Lemma 39.3 With the above notation, the following hold.

\((i)\) \(A^+: = R^{-1}E^*_2A_2E^*_1 - \Psi E^*_1\), and

\((ii)\) \(A^- = \tilde{A}A^+ - \left(\frac{a_2}{c_2}-\Psi\right)E^*_1 + \Psi(\tilde{J} - \tilde{A} - E^*_1)\)

are both generalized adjacency matrices for the subgraph induced on the first subconstituent with respect to \(x\).

Moreover, \(A^+\), \(A^-\) have \(0\) diagonal.

Proof. Pick vertices \(y,z\in X\) such that \(\partial(x,y) = \partial(x,z) = 1\).

Show that \(A^+_{yz}\), \(A^-_{yz}\) are both \(0\) if \(\partial(y,z) = 0\) or \(2\).

Since \(A^+_{yz} = R^{-1}E^*_2A_2E^*_1\hat{y} - \Psi E^*_1\hat{y} = \delta^+_{11}\), \[A^+_{yz} = \langle A^+\hat{y}, \hat{z}\rangle = \langle \delta^+_{11},\hat{z}\rangle = 0,\] if \(\partial(y,z) = 0\) or \(2\).

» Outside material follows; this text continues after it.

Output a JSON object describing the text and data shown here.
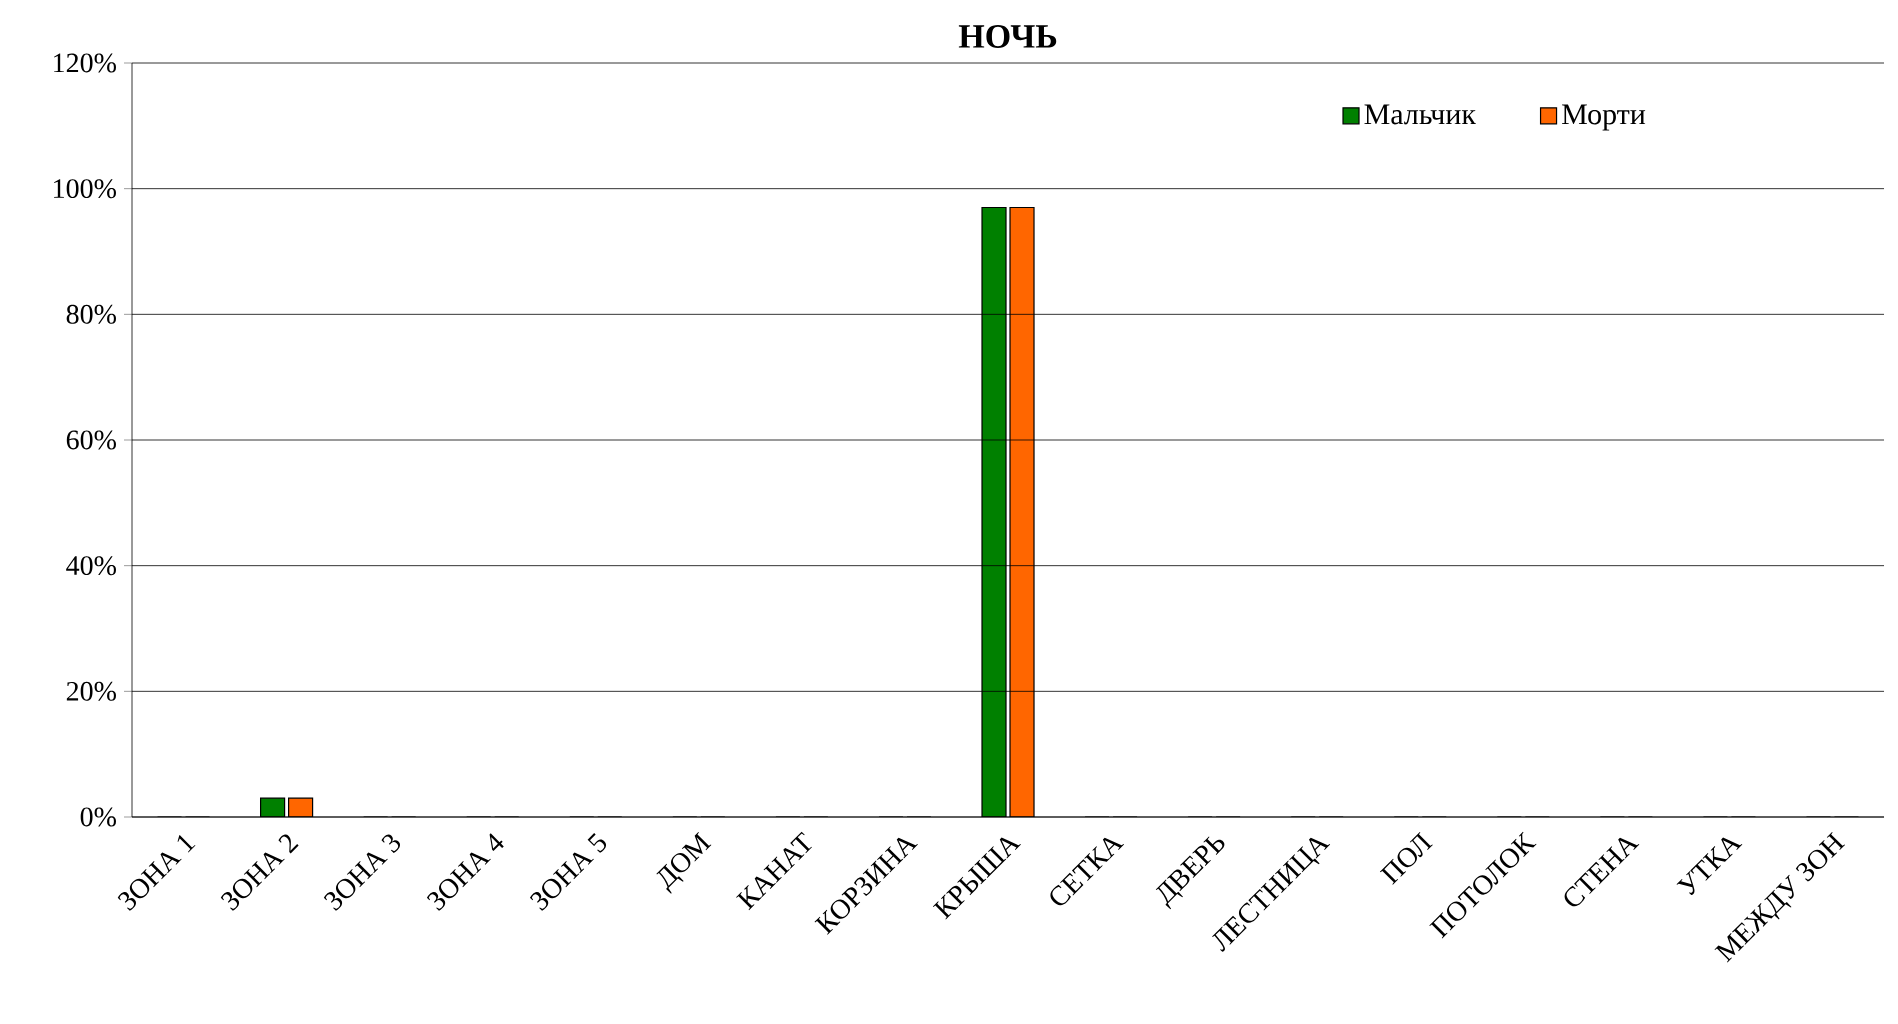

Since \[\begin{align} A^-\hat{y} & = \tilde{A}A^+\hat{y} - \left(\frac{a_2}{c_2}-\Psi\right)E^*_1\hat{y} + \Psi(\tilde{J} - \tilde{A} - E^*_1)\hat{y}\\ & = \tilde{A}\delta^+_{11} - \left(\frac{a_2}{c_2}-\Psi\right)\hat{y} + \Psi\delta_{12}\\ & = \delta^-_{11}, \end{align}\] \[A^-_{yz} = \langle A^-\hat{y}, \hat{z}\rangle = \langle \delta^-_{11}, \hat{z}\rangle = 0,\] if \(\partial(y,z) = 0\) or \(2\).

Since \(E^*_1TE^*_1 = \mathrm{Span}(\tilde{J},E^*_1, \tilde{A}, \tilde{A}^2, \ldots)\) by Lemma 33.4.

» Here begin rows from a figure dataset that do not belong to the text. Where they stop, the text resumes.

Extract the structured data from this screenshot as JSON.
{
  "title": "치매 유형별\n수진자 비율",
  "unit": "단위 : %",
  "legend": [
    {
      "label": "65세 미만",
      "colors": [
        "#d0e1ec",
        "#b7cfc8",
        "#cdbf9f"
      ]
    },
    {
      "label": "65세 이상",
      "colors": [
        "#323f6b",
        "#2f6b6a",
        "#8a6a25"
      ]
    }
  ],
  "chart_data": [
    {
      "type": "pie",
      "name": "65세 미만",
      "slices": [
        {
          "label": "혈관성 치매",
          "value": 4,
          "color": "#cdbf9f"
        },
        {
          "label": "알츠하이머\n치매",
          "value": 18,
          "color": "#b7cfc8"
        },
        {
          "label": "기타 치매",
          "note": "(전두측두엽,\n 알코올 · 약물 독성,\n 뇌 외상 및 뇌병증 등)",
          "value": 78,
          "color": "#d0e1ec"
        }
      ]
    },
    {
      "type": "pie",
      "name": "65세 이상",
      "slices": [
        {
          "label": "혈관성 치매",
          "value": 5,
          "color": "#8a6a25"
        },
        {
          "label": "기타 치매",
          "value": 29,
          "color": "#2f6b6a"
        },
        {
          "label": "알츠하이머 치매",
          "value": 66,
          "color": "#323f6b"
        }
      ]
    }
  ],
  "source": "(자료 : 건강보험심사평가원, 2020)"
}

\(A^+, A^-\) are both generalized matrices for the adjacency subgraph induced on the first subconstituent concerning \(x\).

Similarly, \[E^*_1TE^*_1 \ni \tilde{J}, E^*_1, \tilde{A}, A^+, A^-,\] and \(\dim E^*_1TE^*_1 \leq 5\).

Fact: With the above assumption, \[E^*_1TE^*_1 = \mathrm{Span}(\tilde{J}, E^*_1, \tilde{A}, A^+, A^-)\] (may not be independent).

Lemma 39.4 If \(\partial(x,y) = 1\), then \[T(y)\hat{y} = T(x)\hat{y}.\]

Proof. \[\begin{align} T(x)\hat{x} & = T(x)E^*_1\hat{y}\\ & = M(E^*_0+E^*_1)T(x)E^*_1\hat{y} \quad (\text{as $\Gamma$ is thin})\\ & = M\hat{x} + ME^*_1TE^*_1\hat{y}\\ & = M\hat{x} + M\mathrm{Span}(\tilde{J}, E^*_1, \tilde{A}, A^+, A^-)\hat{y}\\ & = M\hat{x} + M\mathrm{Span}(\delta_{12}+\delta_{11}+\delta_{10}, \delta_{10}, \delta_{11}, \delta^+_{11}, \delta^-_{11})\\ & = M\mathrm{Span}(\delta_{01}, \delta_{10}, \delta_{11}, \delta^+_{11}, \delta^-_{11}). \end{align}\]

But the identity of these conditions does not change if we interchange \(x\) and \(y\).

Hence, \[T(y)\hat{y} = T(x)\hat{y}.\] This proves the lemma.